Limitations and Future Directions

Caution is advised in generalizing from the current findings. Since there are differences between, and even within, countries in health behaviours [62], replications are warranted, both within the studied population and across cultures. Because of the abrupt nature of the global coronavirus pandemic, both healthy lifestyle behaviours and coronavirus protective behaviours were measured simultaneously, precluding the possibility to properly determine causality [63]. Future studies should try to assess engagement in healthy lifestyle behaviours during normal times, as a benchmark, prior to investigating protective behaviour during a pandemic or similar crisis.

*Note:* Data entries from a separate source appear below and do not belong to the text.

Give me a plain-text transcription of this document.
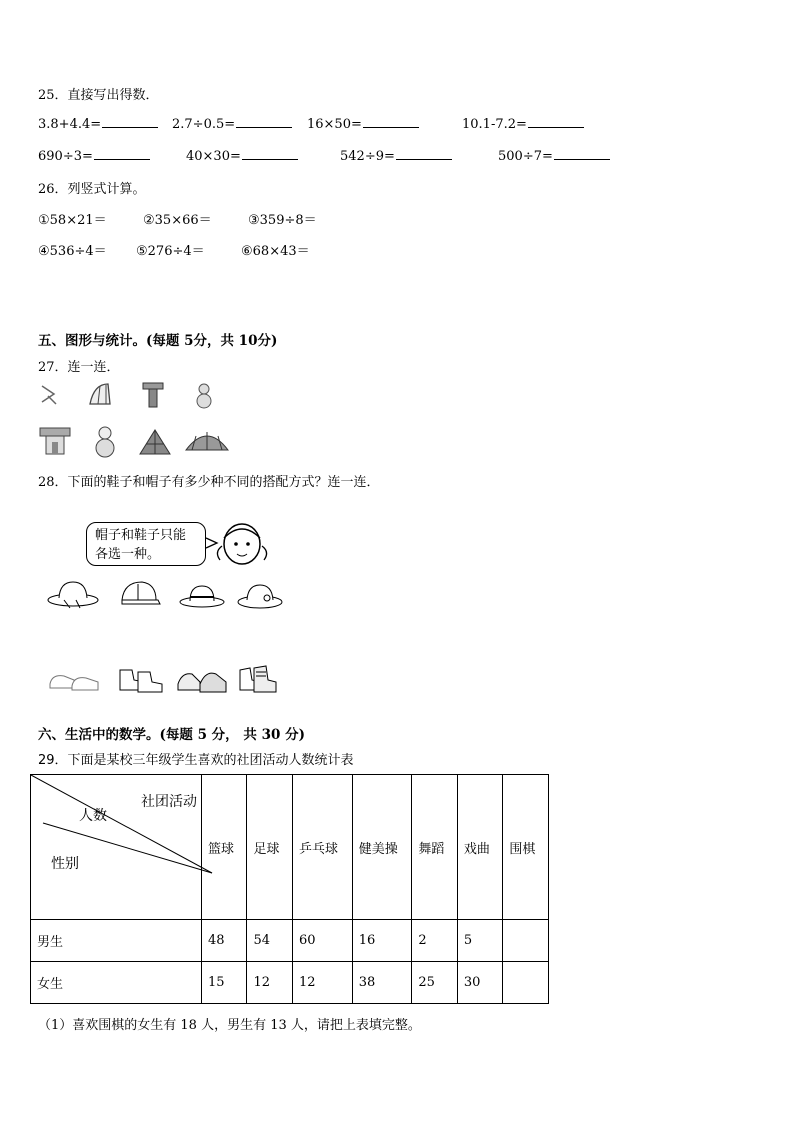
25．直接写出得数．
3.8+4.4=	2.7÷0.5=	16×50=	10.1-7.2=
690÷3=	40×30=	542÷9=	500÷7=
26．列竖式计算。
①58×21＝	②35×66＝	③359÷8＝
④536÷4＝ ⑤276÷4＝	⑥68×43＝
五、图形与统计。(每题 5分，共 10分)
27．连一连．
28．下面的鞋子和帽子有多少种不同的搭配方式？连一连．
帽子和鞋子只能
各选一种。
六、生活中的数学。(每题 5 分， 共 30 分)
29．下面是某校三年级学生喜欢的社团活动人数统计表
社团活动
人数
性别	篮球	足球	乒乓球	健美操	舞蹈	戏曲	围棋
男生	48	54	60	16	2	5	
女生	15	12	12	38	25	30	
（1）喜欢围棋的女生有 18 人，男生有 13 人，请把上表填完整。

Self-assessed health is often measured by a single scale [30], as in our study. However, since some health dimensions may be more important than others when assessing subjective health [64], it is recommended that identification of the specific aspects of self-assessed health that moderate the relationship between healthy lifestyle behaviours and coronavirus protective behaviours includes more specific health-related measures, such as fatigue assessment [65] and objective biomarkers [66]. Moreover, since individuals with higher levels of self-assessed health base their overall health evaluations on health behaviours more than individuals with lower levels of health [67], higher self-assessed health may also make the cross-behaviour associations more evident.

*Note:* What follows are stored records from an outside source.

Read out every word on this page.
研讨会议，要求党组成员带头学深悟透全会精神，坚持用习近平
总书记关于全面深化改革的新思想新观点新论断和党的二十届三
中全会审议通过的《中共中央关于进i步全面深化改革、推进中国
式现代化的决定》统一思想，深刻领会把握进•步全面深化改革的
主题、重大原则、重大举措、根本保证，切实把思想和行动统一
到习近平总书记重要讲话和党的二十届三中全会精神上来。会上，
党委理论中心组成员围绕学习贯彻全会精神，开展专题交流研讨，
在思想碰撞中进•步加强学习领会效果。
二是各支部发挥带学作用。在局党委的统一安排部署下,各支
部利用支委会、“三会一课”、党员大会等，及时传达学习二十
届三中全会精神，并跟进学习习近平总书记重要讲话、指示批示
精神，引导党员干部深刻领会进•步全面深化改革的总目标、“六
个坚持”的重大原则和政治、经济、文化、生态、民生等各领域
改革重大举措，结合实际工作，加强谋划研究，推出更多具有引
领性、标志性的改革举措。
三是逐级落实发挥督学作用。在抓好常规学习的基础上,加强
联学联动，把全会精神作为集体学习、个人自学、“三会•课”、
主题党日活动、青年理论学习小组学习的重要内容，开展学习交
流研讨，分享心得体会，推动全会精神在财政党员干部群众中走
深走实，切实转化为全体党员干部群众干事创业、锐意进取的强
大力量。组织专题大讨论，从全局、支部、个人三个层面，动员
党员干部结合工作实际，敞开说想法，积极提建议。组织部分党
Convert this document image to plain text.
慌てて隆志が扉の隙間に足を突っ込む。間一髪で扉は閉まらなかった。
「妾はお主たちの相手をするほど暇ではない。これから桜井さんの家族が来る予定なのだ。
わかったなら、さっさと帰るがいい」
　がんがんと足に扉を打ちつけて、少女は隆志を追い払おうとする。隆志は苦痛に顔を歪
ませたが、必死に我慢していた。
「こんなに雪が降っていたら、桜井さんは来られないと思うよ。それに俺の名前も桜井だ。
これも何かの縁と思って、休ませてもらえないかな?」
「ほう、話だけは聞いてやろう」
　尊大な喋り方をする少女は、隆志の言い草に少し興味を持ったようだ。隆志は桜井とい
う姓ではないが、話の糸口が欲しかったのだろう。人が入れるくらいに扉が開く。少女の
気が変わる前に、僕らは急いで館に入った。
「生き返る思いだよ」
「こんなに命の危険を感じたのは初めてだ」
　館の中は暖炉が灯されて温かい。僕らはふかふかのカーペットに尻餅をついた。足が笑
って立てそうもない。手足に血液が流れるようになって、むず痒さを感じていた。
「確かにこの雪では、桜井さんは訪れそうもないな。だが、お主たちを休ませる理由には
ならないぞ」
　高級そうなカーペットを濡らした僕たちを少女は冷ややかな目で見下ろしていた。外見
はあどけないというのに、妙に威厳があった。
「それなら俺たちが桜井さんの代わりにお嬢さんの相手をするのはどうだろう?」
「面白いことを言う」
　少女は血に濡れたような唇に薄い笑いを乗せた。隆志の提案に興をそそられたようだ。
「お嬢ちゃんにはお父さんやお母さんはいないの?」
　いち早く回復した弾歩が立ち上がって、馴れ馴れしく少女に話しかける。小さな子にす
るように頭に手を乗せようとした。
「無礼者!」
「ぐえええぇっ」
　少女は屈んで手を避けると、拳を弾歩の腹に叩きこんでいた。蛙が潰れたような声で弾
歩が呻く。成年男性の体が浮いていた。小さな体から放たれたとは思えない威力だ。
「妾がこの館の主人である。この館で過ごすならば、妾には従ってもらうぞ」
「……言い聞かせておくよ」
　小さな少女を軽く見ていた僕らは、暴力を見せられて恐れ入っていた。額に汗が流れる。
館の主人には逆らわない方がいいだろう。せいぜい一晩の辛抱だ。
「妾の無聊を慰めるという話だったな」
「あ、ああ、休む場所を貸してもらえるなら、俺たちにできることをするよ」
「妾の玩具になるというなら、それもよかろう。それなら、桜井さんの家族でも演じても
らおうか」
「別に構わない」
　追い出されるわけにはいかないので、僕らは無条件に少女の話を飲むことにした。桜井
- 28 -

Finally, this study focused on the roles of healthy lifestyle behaviours and self-assessed health in explaining coronavirus protective behaviours. It is advisable to also examine the relationship between these factors and other theoretical constructs that predict engagement in health behaviours and may potentially act as psychological mechanisms that link both clusters of behaviours, such as anticipated regret and attitudes towards the behaviours [68, 69], behaviour-specific risk perception, and perceived susceptibility to the threat [70, 71]. Ease of performance may also be strongly correlated with habit strength of a behaviour [72], and both constructs should be examined as possible explanations for the study’s findings.

Conclusions

The novel coronavirus has become a global threat, and the only means currently available to contain it is behavioural [2, 26]. Understanding individual differences in adherence to recommended protective behaviours is essential for communicating recommendations to the public, tailoring interventions for specific sub-groups, and modifying these behaviours. Consistent with the formation of implicit and explicit cognitions and motivations to achieve health goals [5, 10, 50], this study revealed that leading a healthy lifestyle prior to the pandemic was associated with adherence to coronavirus protective behaviours, especially among people with high self-assessments of their health. These findings suggest that investing efforts in enhancing the population’s engagement in healthy lifestyle behaviours does not only have direct benefits, but it also might potentially increase adherence to behavioural instructions during the next global health crisis.